The Aduana Nacional office at El Alto airport is cluttered. The air is dusty. Discontent importers sit in a waiting area, resigned to a lengthy delay. Some have been waiting for weeks to get items through customs. One man, who merely wanted to bring in 1kg of dish detergent samples, has been waiting for twenty-one days.
Another, Jesus Chavez, who imports computers legally from Miami, has been red-flagged by the customs office but doesn’t know why. After two years in the business, grey market importing has become his main source of income.
Jesus’ concerns are familiar. He says Aduana Nacional is incompetent, the process is inefficient, and the time taken to nationalise imports can be incredibly frustrating. He tiredly asserts that, all too frequently, it’s not what you are bringing in, but who you know in the customs office.

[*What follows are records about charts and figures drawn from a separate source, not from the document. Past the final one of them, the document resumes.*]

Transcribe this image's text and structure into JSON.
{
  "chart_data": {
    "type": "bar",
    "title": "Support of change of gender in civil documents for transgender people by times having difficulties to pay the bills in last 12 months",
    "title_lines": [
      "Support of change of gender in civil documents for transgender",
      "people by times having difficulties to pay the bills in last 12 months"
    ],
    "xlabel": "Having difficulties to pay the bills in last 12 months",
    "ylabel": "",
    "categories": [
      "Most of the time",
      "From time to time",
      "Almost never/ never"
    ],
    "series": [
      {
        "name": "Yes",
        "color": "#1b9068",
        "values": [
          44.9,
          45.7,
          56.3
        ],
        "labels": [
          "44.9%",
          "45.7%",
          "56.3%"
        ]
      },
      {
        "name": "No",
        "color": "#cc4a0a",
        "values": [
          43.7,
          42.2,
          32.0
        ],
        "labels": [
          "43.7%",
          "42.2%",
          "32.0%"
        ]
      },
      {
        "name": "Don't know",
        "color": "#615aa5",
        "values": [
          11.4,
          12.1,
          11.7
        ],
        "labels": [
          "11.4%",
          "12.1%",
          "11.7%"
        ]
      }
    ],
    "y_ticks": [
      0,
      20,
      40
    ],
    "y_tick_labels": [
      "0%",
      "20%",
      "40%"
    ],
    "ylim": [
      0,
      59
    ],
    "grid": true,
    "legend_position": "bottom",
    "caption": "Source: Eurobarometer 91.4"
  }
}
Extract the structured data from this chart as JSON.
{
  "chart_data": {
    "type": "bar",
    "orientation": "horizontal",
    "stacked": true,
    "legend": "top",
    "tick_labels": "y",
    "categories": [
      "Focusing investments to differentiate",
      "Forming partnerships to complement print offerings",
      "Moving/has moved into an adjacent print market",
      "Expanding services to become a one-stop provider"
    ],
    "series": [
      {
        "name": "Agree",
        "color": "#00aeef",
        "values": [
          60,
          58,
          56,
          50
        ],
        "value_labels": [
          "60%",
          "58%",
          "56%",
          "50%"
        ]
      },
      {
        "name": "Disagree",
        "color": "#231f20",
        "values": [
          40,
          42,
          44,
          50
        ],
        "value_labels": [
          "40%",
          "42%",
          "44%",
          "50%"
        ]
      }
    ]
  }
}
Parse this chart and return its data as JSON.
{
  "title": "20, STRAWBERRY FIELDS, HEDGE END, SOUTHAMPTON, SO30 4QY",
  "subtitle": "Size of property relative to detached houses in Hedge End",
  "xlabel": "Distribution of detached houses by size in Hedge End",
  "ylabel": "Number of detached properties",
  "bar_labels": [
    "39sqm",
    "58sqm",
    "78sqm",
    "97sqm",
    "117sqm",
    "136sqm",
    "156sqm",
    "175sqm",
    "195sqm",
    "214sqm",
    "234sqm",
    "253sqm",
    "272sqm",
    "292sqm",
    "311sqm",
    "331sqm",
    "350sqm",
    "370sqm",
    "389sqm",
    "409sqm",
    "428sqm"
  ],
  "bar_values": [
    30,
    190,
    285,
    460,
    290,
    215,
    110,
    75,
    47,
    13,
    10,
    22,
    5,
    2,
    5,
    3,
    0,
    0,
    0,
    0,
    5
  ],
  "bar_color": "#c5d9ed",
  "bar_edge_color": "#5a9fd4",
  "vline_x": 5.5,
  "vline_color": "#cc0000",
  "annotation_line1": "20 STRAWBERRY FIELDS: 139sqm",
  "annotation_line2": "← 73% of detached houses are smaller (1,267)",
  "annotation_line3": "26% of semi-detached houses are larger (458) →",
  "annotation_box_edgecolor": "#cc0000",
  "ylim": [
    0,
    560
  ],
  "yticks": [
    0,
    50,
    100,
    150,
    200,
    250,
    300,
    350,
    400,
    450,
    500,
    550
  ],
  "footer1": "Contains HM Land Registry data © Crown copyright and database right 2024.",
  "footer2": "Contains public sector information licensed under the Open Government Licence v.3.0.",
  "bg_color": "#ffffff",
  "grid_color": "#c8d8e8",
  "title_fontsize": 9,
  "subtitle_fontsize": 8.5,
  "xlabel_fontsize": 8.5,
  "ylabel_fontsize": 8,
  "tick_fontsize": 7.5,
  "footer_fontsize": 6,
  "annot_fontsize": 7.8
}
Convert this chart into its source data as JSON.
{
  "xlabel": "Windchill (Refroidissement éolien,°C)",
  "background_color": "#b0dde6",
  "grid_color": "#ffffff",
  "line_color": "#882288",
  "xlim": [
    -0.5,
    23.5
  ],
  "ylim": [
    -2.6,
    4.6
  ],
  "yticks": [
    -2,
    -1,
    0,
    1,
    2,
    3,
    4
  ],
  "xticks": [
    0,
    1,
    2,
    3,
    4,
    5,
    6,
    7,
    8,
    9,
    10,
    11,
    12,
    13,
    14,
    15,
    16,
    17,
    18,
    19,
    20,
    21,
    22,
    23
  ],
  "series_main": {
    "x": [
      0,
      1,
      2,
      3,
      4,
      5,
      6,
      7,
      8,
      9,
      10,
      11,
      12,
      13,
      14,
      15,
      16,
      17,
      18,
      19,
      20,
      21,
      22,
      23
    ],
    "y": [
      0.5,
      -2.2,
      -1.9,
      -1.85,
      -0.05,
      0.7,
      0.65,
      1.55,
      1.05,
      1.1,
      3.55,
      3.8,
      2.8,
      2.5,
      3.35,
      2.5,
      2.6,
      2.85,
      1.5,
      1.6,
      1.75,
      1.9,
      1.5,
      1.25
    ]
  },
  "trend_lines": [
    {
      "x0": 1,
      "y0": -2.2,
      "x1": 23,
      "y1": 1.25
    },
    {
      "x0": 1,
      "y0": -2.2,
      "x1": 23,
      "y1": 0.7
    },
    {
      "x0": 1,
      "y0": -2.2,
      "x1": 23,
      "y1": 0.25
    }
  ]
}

There is, of course, the illegal alternative, which Jesus is unwilling to explore. It is with undeclared importation that the grey market strays into illegality.
Customs laws dictate that only personal devices can be brought into Bolivia for free; for everything else, charges, sometimes extortionate ones, apply. Circumventing these charges is simply a matter of persuading officials that the items being imported are for personal use. With sizeable shipments of computers this is understandably tricky, but with smaller shipments, phones and tablets stuffed into suitcases for example, the possibility of bringing them into Bolivia under the radar, without paying any duty at all, is tantalising.
Though illegal, undeclared importing is not always the shady, dangerous business one might imagine. Anyone in Bolivia who regularly flies abroad will attest that access to the US market means being inundated with requests by friends and family to bring back smartphones, or tablets, or laptops. It does not take long for them to realise the economic potential.
One individual who seized this opportunity is Margaret (not her real name), a working single mother living in a small apartment in Cota Cota. She is friendly and open about what she does – less of a criminal than a hardworking woman trying to keep her family afloat.
Like many, the money Margaret earns importing is an enormous help when times are tight. ‘I work in consulting usually’, she says, ‘but when there aren’t any jobs, the money I make from bringing things back from the US is really, really helpful. It’s enough for a month’s living costs.’
‘I have been afraid going through customs before with so many different things,’ she admits, ‘but I have never felt guilty, because customs here is terrible. Terrible, terrible, terrible.’
Margaret is determined not to push her luck. ‘There are some people with offices, who import things illegally as a career’, she says. ‘I remember one man tried to bring $50,000 of electronics back in a suitcase, and he was caught.’
Whether people do it as a career or a side-job, grey market importing (both legal and illegal) represents an estimated $1.2–4.8 billion annual loss to manufacturers and authorised distributors across the world. To combat this growing threat, leading American technology companies formed the Alliance for Grey Market and Counterfeit Abatement in 2001, which is still active today.
The Alliance aims to counter large-scale importers in the grey market, but it does not seem worthwhile to spend resources tackling small-scale importers like Margaret who, individually, hardly pose a threat to global corporations. Cumulatively, this prevalent practice might affect corporate profit margins, but the truth is many importers keep things modest, bringing back only what they need to sustain their standard of living.
‘I could charge more, and bring more back, but then it is more of a risk’, Margaret confesses. ‘I’ve never been in trouble because I never bring back too much. I’m not greedy and that’s why I’m successful.’